I am going to build another set of HE12s..... Or something real similar. They will be for the Burgerhaus (community center) in our village... I keep going over Dan's crossover he designed them. I need to run it through X-over and just see what it predicts.... I remember it being a good sounding crossover, some of it looks a little strange to me so I would like to see the predicted response curve... Maybe there is something I like the sound of there I can reproduce in other designs...
Another project... I want to build a large, 3-way, high output fully active system. I have kind of narrowed it down to a pair of 15s (probably Dayton reference), a pair of pro-audio 6 1/2" or 8" midbasses, and either the Morel horn loaded dome, or a selenium titanium driver mounted to one of the Dayton round waveguides... The tweeter and mids will be in an MTM arrangement. And I think Dipole for the mids, maybe a piece of PVC (6" or 8" I.D.) serving as a baffle to the rear of the enclsure, stuffed with poly or similar... Try and get rid of relections and such... Then I think maybe 4 Behringer power amps, a pair of the 2500s for the subs, and a 1500 for the mids and a 1500 for the tweeters.. Ran by a 2496 X-over... I think the system could sound OK and get loud... I have someone interested in this, I might build it for them for the hell of it, it will probably cost around $3K when done, but talk about a serious active system... Think of parties and such with a system like that...
Isn't a HE12 just a Eminence 12" woofer, with like the APT20 or 50 tweeter? I'm pretty sure I think.....
And Dan like did some modifications to the tweeter or some such, I dunno. I know he has a sorta complex crossover network, which I think is designed with constant impedance in mind. I think, (again) it consists of a bunch of parallel/series notch filters?
It seems a lot of these coaxial ceiling/sound reinforcement type drivers from various manufacturers, have rather compromised passive crossover networks.
Say for example, the B&C Italian coaxials. The 12CXT and 12CXB calls for the same model of crossover network.
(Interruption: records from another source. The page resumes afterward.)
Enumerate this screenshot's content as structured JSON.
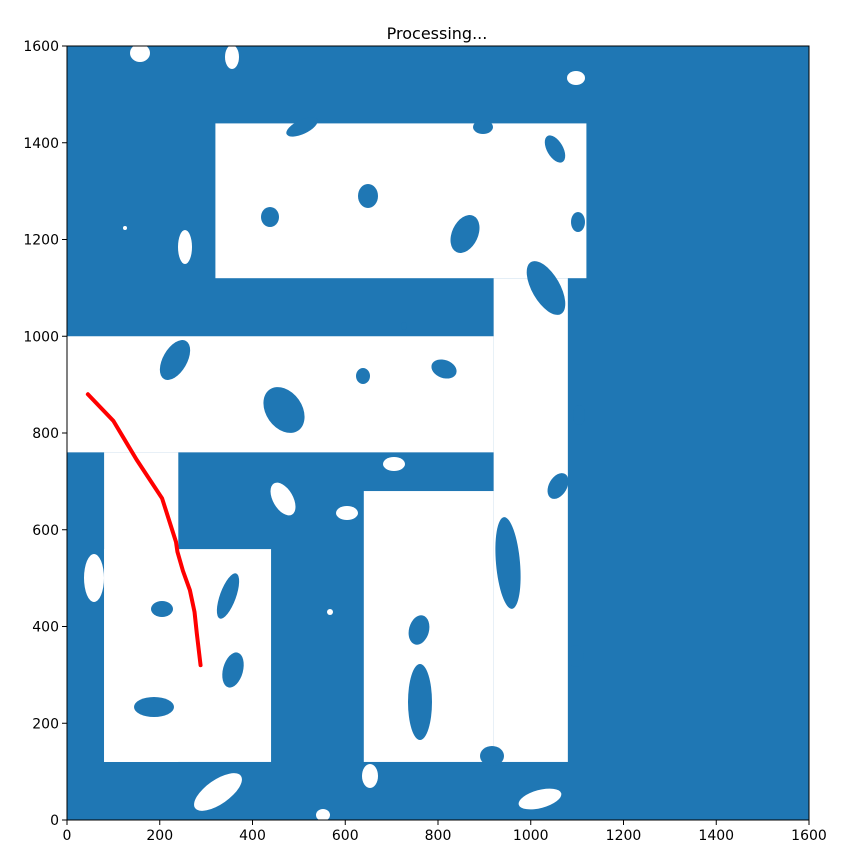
{
  "chart_data": {
    "type": "map",
    "title": "Processing...",
    "xlim": [
      0,
      1600
    ],
    "ylim": [
      0,
      1600
    ],
    "xticks": [
      0,
      200,
      400,
      600,
      800,
      1000,
      1200,
      1400,
      1600
    ],
    "yticks": [
      0,
      200,
      400,
      600,
      800,
      1000,
      1200,
      1400,
      1600
    ],
    "grid": false,
    "colors": {
      "obstacle": "#1f77b4",
      "free": "#ffffff",
      "path": "#ff0000",
      "axis": "#000000"
    },
    "free_regions": [
      {
        "name": "upper-room",
        "x0": 320,
        "x1": 1120,
        "y0": 1120,
        "y1": 1440
      },
      {
        "name": "middle-corridor",
        "x0": 0,
        "x1": 920,
        "y0": 760,
        "y1": 1000
      },
      {
        "name": "vertical-corridor",
        "x0": 920,
        "x1": 1080,
        "y0": 120,
        "y1": 1120
      },
      {
        "name": "left-corridor",
        "x0": 80,
        "x1": 240,
        "y0": 120,
        "y1": 760
      },
      {
        "name": "lower-left-room",
        "x0": 80,
        "x1": 440,
        "y0": 120,
        "y1": 560
      },
      {
        "name": "lower-middle-room",
        "x0": 640,
        "x1": 920,
        "y0": 120,
        "y1": 680
      }
    ],
    "path_points": [
      [
        45,
        880
      ],
      [
        100,
        825
      ],
      [
        150,
        745
      ],
      [
        205,
        665
      ],
      [
        235,
        575
      ],
      [
        238,
        555
      ],
      [
        250,
        515
      ],
      [
        265,
        475
      ],
      [
        275,
        430
      ],
      [
        280,
        385
      ],
      [
        288,
        320
      ]
    ]
  }
}
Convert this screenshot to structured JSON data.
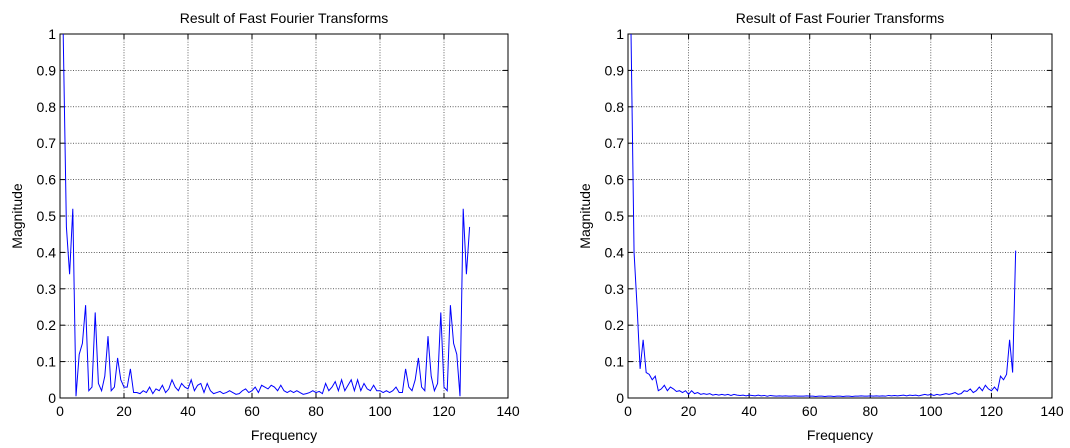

The 12CXT uses a dome tweeter, and 12CXB uses a radial horn tweeter made out of aluminum, with a mylar diaphragm. But they use the same type network?
I dunno why the B&C website is down, or I would post the filtered response graphs of the differences. (I'll post them when and if the site comes up.)
The 12CXT has a fairly decent response in the upper midrange and top-end, where as the 12CXB horn tweeter looks like a roller coaster.
The tweeter is more sensitive, IIRC.....
I've heard both the 12CXT and 12CXB, and the 12CXT did have a smoother response.
Basically, the filtered response with the 12CXB has four +10db peaks between 1-18kHz roughly, from what I recall.
I'm listening nearfield, and the sensitive tweeters compounded by those swings makes things rather hot unless padded a bit.
And even attenuated, they still have that hot bite about them.
More or less, I got burned out on those rough sounding little bastards.
Currently, I have the B&C 12" coax's in my four foot cabinets ported tuned to 49-50Hz, with the tweeters disabled. I'm using a Klipsch Cornwall K600 horn with the K51V driver, parked on top of the cabinets.
I'm using Crite's CT125 tweeter, a APT 20 or 50 driver with the Klipsch looking type of diffraction horn.
The cut off for the woofer is 600Hz, the midhorn cuts off at 4500Hz, to the tweeter. The Cornwall balancing networks were easy to modify, a whole 5 minutes with some clip-leads and a screwdriver.
I added another 22uF to the stock 20uF for the woofer lowpass on the Cornwall network. It seemed to tighten up the bass, with a little more fullness. The stock cap was a Aerovox 20uF oil, kinda sloppy in sound. I'm using a couple metal polyprops in parallel for 42uF now.
The klipsch Cornwall and LaScala are a bit too much speaker when it comes to nearfield listening in a smaller room.
Though LaScala with a low watt triode amp at low listening levels can sound pretty damn impressive with respect to imaging.
This combination works well with nearfield. The stereo imaging is better, you can crank them up more without things coming unglued, the bass is tight and digs down lower than the tuning indicates.
And they sound good and boogie with a old SS integrated amp. The Klipsch speakers are particular about amplifiers, with tube amps sounding better, rounding off the roughness I suppose......
But they won't image as well as using the B&C drivers as a coaxial.
I'll be following along to see what sort of research/ideas you come up with with regard to the HE12 crossover network.
If anything, maybe I can probably cobble up the HE12 network to use with the 12CXB, or figure out how to compensate for those nasty swings in the upper response.
The big three-way idea sounds interesting.......Is the application sort of sound reinforcement with emphasis on sound quality?